Los principios democráticos se
expresan hoy como política de la inclusión. Esta exige de nosotros cuando menos ocho
compromisos. El primero, desterrar la corrupción de la política. El segundo, resolver
los conflictos de intereses dentro de los países, en democracia y por la vía del
diálogo y la negociación. El tercero, detener el armamentismo, especialmente el de alta
tecnología, propiciado por los países productores de armas, y proscribir la guerra como
forma de solución de disputas fronterizas. El cuarto procurar la seguridad y la paz para
todos. El quinto, darle prioridad a la infancia y a la juventud en la solución de los
problemas sociales: gobernar para los niños y los jóvenes es gobernar para el presente y
para el futuro. El sexto, eliminar la impunidad de las autoridades públicas y de todos
los poderes fácticos, y propiciar la capacidad de los ciudadanos para ejercer el debido
control del poder. El séptimo, impartir educación para todos a lo largo de toda
la vida, garantizando la igual calidad de la misma. El octavo, conservar el medio
ambiente, la biodiversidad y la calidad de la vida urbana.
Ante la encrucijada que vive la
humanidad a fines de siglo, América Latina y el Caribe pueden y deben elegir un nuevo
rumbo. Este es imprescindible para consolidar la paz, la democracia y el desarrollo. Estos
corren severo peligro si se mantienen modelos económicos sin justicia, igualdad y
solidaridad. La Cumbre Regional para el Desarrollo Político y los Principios
Democráticos hace un llamamiento a los dirigentes de nuestros países, a poner en
práctica estos ocho compromisos para el cambio de responsabilidad compartida. Gobernar la
globalización requiere líderes capaces de reflexividad, voluntad y compromiso ético.

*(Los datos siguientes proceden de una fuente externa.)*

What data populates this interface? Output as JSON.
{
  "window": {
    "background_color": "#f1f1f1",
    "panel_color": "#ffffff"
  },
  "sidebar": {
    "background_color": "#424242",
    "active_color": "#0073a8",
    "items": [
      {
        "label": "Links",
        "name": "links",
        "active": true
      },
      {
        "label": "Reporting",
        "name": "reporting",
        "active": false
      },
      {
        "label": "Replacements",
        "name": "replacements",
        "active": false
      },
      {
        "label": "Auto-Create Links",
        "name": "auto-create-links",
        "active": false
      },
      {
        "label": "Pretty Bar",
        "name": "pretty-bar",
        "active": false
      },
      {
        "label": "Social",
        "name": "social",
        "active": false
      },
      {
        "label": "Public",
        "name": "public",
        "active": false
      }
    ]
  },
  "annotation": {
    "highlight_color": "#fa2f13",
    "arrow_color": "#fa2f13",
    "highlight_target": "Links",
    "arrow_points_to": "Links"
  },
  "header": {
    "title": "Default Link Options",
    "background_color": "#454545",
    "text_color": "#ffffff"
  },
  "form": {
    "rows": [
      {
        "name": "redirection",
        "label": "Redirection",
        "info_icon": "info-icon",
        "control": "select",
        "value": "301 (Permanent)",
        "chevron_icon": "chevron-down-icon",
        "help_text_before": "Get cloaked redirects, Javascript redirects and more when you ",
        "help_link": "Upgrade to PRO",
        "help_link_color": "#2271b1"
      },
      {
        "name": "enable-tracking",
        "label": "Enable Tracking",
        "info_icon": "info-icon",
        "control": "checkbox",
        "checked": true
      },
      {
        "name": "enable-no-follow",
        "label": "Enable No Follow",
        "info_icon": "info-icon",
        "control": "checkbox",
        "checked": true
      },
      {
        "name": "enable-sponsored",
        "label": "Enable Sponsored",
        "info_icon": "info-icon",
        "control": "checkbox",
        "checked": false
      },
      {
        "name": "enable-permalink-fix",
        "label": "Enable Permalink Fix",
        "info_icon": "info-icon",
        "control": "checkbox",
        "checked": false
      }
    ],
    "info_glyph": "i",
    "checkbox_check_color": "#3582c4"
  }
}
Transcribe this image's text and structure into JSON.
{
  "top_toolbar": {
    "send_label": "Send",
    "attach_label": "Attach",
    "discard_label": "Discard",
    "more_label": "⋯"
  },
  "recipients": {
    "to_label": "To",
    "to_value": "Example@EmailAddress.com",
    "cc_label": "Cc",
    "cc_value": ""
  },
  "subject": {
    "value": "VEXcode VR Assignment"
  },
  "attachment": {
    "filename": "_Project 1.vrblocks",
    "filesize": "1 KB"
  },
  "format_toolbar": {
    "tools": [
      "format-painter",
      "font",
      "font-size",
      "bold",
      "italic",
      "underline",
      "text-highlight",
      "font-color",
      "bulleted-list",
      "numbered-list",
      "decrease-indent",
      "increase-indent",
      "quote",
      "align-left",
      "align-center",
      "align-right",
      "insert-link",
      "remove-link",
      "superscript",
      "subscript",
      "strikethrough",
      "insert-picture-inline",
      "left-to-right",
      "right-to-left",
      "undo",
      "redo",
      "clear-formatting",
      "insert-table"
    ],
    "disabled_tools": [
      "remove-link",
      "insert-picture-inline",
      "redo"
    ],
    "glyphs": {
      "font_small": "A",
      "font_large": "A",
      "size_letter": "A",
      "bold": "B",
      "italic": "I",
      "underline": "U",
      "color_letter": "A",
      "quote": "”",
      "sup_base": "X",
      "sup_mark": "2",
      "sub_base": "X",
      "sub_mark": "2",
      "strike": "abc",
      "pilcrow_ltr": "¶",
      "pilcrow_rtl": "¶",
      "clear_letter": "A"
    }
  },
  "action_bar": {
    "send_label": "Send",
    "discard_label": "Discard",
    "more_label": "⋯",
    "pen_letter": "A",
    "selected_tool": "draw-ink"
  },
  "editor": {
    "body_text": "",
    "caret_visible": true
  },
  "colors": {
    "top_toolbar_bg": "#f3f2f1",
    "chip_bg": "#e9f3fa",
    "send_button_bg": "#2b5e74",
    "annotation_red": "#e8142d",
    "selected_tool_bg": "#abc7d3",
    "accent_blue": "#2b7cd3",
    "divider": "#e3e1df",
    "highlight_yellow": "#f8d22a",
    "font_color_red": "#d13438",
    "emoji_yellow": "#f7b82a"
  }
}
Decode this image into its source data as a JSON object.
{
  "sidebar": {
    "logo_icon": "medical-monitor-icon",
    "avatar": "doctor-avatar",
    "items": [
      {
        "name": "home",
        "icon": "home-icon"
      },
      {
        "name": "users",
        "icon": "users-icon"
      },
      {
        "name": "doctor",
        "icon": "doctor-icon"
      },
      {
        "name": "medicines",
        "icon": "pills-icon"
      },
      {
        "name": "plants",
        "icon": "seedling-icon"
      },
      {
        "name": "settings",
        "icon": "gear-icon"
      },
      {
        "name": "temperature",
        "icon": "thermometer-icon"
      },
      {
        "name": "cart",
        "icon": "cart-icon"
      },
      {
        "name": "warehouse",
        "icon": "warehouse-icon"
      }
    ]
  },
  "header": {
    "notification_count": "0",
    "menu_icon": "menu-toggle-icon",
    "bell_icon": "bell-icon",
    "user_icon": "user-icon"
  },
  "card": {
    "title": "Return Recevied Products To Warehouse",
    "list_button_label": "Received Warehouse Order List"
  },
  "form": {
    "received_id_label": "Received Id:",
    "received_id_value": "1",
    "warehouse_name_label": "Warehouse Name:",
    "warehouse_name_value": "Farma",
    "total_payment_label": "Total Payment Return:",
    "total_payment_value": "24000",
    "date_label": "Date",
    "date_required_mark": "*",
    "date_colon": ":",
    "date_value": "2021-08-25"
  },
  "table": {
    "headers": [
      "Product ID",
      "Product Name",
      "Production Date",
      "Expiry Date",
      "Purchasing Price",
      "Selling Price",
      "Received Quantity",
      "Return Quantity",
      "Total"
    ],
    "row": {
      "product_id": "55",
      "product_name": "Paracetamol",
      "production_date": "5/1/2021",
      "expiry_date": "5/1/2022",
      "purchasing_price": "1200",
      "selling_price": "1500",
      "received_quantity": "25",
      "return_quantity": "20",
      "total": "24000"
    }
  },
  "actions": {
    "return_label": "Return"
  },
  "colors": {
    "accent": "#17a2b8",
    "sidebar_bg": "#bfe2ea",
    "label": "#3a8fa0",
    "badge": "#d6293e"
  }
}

Reflexividad para comprender una situación de complejidad creciente y construir sentidos
nuevos para la vida en común. Voluntad política para asumir el riesgo y la
responsabilidad moral de la decisión para le cambio. Compromiso ético para elevar la
calidad de la política, y ponerla al servicio de la gente.
Los participantes a la Cumbre Regional para el Desarrollo
Político y los Principios Democráticos agradecen al Ministerio de Cultura del Brasil, al
Gobierno del Distrito Federal de Brasil y a la UNESCO haber apoyado esta iniciativa a
través de DEMOS, espacio de debate plural y democrático.
Brasilia, 6 de julio de 1997.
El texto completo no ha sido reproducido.